Masai Mara Conservancy

We had to get out of Nairobi, it had become desperate. Masai Mara Conservancy called and we made good our escape. Half arsed attempt to keep it a secret from the totos, the secret was out when shopping for supplies. The excited squeals brought home the tragedy that we had let our camping lifestyle slip for a bit while being fully engaged in the rat race, and running ourselves ragged.

Our equipment was in a state from years of disuse but we gathered what we had together and headed for Narok. I did not even have shoes! Left in my sandals - it was that dire.

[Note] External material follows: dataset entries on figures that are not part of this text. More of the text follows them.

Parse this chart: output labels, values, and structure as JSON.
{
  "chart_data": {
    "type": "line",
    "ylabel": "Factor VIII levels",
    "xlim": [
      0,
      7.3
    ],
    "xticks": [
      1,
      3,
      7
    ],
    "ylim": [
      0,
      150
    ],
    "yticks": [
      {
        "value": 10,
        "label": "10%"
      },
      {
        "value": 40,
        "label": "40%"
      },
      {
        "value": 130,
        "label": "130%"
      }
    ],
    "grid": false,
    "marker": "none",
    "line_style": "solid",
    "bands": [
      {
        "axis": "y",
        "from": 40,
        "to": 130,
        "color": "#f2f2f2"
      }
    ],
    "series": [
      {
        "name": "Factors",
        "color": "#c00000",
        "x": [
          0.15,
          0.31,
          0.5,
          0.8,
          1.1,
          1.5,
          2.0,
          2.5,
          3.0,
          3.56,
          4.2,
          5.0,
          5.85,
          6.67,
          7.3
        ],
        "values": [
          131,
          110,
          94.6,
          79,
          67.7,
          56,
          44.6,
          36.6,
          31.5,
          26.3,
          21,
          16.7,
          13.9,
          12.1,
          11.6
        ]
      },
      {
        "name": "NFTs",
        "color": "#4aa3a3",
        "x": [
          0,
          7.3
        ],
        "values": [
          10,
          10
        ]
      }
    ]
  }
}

We left late, at noon, and dilly dallied at Oltalet Mall getting last minute supplies: Panga, blankets, wine cooler.... there is always room in the car. Once we left the B3 highway the tarmac ends some point on the C12 and your in for 80km corrugated shaky ride. It meant we got to the Serekenani Gate at 6.00pm. We renamed it Suck-kenani after our experience. The KWS ranger assured us that we would get to base Masai Mara Conservancy's Dirisha camp in one and a half hours. So we made haste.

Immediately, the Masai Mara presents to you animals the whole range. Immediately she boasts of what a great host she is to all the animals getting ready to hunker down for the night. Its incredible.

After two minutes in the dusk we made up our minds to find a camp to bed down and continue next day early.

Off to the Talek gate to Aruba camp for the night for a warm and genuine welcome ("Amay-may Staff" - Trip Advisor Review). Talek has an atm and fuel stop, fuel costs more per litre than in Nairobi. We were back on track by 7am sighted a pride of Lions, cheetah, thousands of wildebeest, antelope, hippos, giraffe, gazelle pure magic.

Purungat was a gate stop we made to pay park fees and get instructions to our base in the conservancy. It was a good point to stop and stretch our legs and get to hear about the goings on in the park.